Reintroducing himself, Schmelling didn't have a point of entry—a particular band or venue. He says one of the first performances he attended was at, of all places, ChiTown Futbol, a Pilsen soccer facility. "You go to one place, you see a flyer for another show, you get connected," he says. Plugged-in Chicagoans—among them Reader music writer Leor Galil and musician/author Tim Kinsella, who wrote an essay to accompany the exhibit—helped direct him when he literally lost his way (DIY venue addresses aren't commonly known). Schmelling avoided focusing on one genre to the exclusion of others, as he did with the Atlanta book; its name notwithstanding, this is not an exhibit about the city's blues pedigree.
"But the history of Chicago music was always on my mind," he says. "I hope it's there in the show." —Gwynedd Stuart
- Image courtesy of the Artist and Monique Meloche Gallery
- Black Power by Hank Willis Thomas
Through 11/30. Bench locations available at moniquemeloche.com.

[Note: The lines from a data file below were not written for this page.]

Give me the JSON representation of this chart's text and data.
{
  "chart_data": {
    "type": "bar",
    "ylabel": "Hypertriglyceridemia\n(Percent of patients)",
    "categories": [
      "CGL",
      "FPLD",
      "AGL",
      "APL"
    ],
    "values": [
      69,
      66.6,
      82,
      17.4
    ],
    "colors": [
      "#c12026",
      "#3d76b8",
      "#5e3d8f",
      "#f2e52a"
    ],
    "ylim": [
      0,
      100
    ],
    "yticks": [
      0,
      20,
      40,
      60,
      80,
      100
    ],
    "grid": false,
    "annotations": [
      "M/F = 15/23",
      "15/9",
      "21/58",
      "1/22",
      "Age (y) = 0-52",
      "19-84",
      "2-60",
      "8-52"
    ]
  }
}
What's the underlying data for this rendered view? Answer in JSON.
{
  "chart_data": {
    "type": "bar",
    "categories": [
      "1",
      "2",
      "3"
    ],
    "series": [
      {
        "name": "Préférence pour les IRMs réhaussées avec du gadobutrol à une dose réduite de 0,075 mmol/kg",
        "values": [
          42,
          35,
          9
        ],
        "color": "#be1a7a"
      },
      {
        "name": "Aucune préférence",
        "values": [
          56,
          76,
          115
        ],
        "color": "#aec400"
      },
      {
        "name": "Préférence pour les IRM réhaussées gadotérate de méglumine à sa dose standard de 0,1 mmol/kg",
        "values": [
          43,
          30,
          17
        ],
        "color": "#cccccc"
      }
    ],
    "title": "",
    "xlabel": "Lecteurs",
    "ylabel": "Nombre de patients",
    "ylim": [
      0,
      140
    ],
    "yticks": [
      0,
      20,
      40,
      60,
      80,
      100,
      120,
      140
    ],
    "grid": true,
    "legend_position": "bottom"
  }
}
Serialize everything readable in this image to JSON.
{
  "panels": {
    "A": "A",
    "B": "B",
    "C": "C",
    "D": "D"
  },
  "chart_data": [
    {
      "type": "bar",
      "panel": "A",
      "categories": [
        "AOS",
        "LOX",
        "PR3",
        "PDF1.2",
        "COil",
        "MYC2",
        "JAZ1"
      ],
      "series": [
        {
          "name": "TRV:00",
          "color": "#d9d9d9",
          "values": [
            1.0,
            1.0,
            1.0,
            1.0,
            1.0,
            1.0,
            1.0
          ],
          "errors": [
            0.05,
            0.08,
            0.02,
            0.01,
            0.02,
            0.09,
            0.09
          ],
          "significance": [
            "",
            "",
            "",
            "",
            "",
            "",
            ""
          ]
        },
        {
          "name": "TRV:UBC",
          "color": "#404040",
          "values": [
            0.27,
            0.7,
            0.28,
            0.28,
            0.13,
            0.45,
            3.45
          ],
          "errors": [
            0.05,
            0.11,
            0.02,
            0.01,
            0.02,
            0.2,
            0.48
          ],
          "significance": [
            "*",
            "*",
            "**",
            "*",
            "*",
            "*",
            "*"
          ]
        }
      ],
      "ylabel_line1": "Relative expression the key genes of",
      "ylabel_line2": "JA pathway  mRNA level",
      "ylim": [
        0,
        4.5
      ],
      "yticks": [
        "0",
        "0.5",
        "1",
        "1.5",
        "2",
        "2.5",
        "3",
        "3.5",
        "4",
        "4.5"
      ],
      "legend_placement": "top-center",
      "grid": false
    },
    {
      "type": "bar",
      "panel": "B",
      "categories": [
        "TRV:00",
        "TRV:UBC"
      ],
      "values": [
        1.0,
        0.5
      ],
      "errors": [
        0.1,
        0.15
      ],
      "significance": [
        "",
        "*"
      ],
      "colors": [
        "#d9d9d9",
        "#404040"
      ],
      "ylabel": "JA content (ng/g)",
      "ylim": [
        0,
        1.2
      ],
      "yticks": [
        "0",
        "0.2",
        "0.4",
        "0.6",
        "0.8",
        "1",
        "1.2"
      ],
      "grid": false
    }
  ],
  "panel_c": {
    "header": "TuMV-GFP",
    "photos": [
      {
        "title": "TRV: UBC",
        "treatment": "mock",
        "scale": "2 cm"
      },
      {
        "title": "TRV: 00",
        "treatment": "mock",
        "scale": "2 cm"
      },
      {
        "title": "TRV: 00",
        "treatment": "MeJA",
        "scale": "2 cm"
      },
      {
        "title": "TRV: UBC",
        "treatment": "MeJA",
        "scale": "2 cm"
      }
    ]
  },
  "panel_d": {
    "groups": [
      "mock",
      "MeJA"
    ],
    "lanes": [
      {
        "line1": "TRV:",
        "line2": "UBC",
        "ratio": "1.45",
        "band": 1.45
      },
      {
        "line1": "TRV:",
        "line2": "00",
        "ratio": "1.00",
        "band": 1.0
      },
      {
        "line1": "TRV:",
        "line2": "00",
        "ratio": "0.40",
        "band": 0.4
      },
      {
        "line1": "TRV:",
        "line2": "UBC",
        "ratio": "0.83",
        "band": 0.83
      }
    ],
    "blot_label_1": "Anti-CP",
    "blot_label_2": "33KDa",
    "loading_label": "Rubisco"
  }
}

For four years, Monique Meloche has tried to rent the ad space on the bus-stop bench that sits in front of her Division Street gallery on the southwest edge of Wicker Park. "It's always occupied by this real estate agent," she says. "We inquired, and he flat out said no." Unbowed, Meloche decided earlier this year to widen her scope. With funding from the local chamber of commerce, the gallerist rented six benches in Bucktown and Wicker Park, envisioning them as an extension of her exhibition space, a few more surfaces to be curated. On September 1, the gallery debuted its first Off the Wall show, "Bench Marks," a series of photographic works by Hank Willis Thomas. That one of his pet subjects is the portrayal of African-Americans in advertising made the 38-year-old New York artist a shrewd choice to subvert a space traditionally used to persuade commuters to consume rather than to consider. "Advertising is this amazingly powerful, ubiquitous language," Thomas said recently over the phone. "I'm interested in using it to talk about the market of ideas rather than to market a product." In a couple of the pieces plucked from past series, Thomas alters vintage ads that appeared in magazines like Ebony and Jet, removing the product and brand logos to spotlight the image of blackness being sold in tandem. In The Cotton Bowl, a Thomas original that has the sheen of a sports drink ad, a lineman on a football field crouches down, mirrored by a slave bending over in a field of cotton. The work is presented free of explanation or context. "It's going to cause some sort of dialogue: 'What is this? Advertising?' It could piss people off," Meloche says. "But I wanted something provocative. Once you put something like this out there, you have to be willing to face those conversations and those confrontations." —Jake Malooley
Correction: This article has been amended to reflect that Jimmy Whispers played the Hideout stage at the Summer in Pain Fest.